1, 1a, 1b, 1c, 1d, 1e: embedded RFID tag, 10: sheet (silicone-based elastomer sheet), 15, 15b, 15c, 15d, 15e: RFID tag (non-metal compatible) , 20 ... hole (first fixing means), 20b ... first convex part (first fixing means), 20c ... second convex part (first fixing means), 20d ... -3rd convex part (1st fixing means), 20e ... screw part (1st fixing means), 25 ... fixing member (2nd fixing means).

Claims (12)

An embedded RFID tag fixed to metal,
A sheet of silicone-based elastomer,
A non-metallic RFID tag buried from the surface of the sheet toward the inside to a position that does not reach the surface of the metal,
With
The embedded RFID tag, wherein the RFID tag includes one or more first fixing means for fixing the RFID tag to the sheet.

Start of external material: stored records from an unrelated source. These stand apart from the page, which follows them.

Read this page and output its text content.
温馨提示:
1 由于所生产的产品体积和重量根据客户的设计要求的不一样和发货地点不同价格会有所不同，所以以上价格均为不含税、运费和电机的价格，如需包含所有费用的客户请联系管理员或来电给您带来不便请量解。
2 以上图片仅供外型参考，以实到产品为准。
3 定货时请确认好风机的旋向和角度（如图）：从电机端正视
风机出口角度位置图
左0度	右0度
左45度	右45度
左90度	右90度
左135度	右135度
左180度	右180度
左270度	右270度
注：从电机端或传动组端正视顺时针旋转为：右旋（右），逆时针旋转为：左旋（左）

The RFID tag,
A hole as the first fixing means,
The embedded RFID tag according to claim 1, wherein at least a part including the hole is embedded in the sheet. The RFID tag,
As the first fixing means, a first convex portion protruding in the metal direction is provided on at least a part of a surface facing the metal,
2. The embedded RFID tag according to claim 1, wherein at least a part including the first convex portion is embedded in the sheet. 3. The RFID tag,
As the first fixing unit, at least a part of a surface opposite to the surface facing the metal includes a second protrusion protruding in a direction opposite to the metal,
4. The embedded RFID tag according to claim 1, wherein at least a part including the second convex portion is embedded in the sheet. 5. The RFID tag,
As the first fixing means, at least a part of the side surface includes a third convex portion protruding outward from the side surface,
The embedded RFID tag according to any one of claims 1, 3 and 4, wherein at least a part including the third convex portion is embedded in the sheet. The RFID tag,
As the first fixing means, a screw portion spirally wound around the peripheral surface is provided,
The embedded RFID tag according to claim 1, wherein at least a part including the screw portion is embedded in the sheet. A second fixing unit for fixing the RFID tag to the sheet;
The embedded RFID tag according to any one of claims 1 to 6, wherein the second fixing means is a needle-shaped member.   The embedded RFID tag according to claim 7, wherein the second fixing means is a non-metallic member.   The embedded RFID tag according to any one of claims 1 to 8, wherein the silicone-based elastomer is a moisture-cured silicone-based elastomer. A method for manufacturing an embedded RFID tag according to any one of claims 1 to 9,
An adhesive layer attaching step of attaching a curable silicone-based adhesive layer to a metal surface,
An RFID tag embedding step of embedding at least a part of the non-metal corresponding RFID tag including the first fixing means from the surface of the curable silicone-based adhesive layer to a position not reaching the surface of the metal toward the inside; ,
A curing step of curing the curable silicone-based adhesive layer to form a sheet of silicone-based elastomer,
A method for manufacturing an embedded RFID tag, comprising: The RFID tag includes a hole as the first fixing means,
The method of manufacturing an embedded RFID tag according to claim 10, wherein the RFID tag embedding step completely embeds at least the hole portion of the RFID tag in the curable silicone-based adhesive layer. A fixing step of fixing the RFID tag embedded in the curable silicone-based adhesive layer to the adhesive layer by second fixing means,
12. The sheet according to claim 10, wherein, in the curing step, the curable silicone-based adhesive layer to which the RFID tag is fixed by the second fixing unit is cured to form a silicone-based elastomer sheet. 13. A method for manufacturing an embedded RFID tag.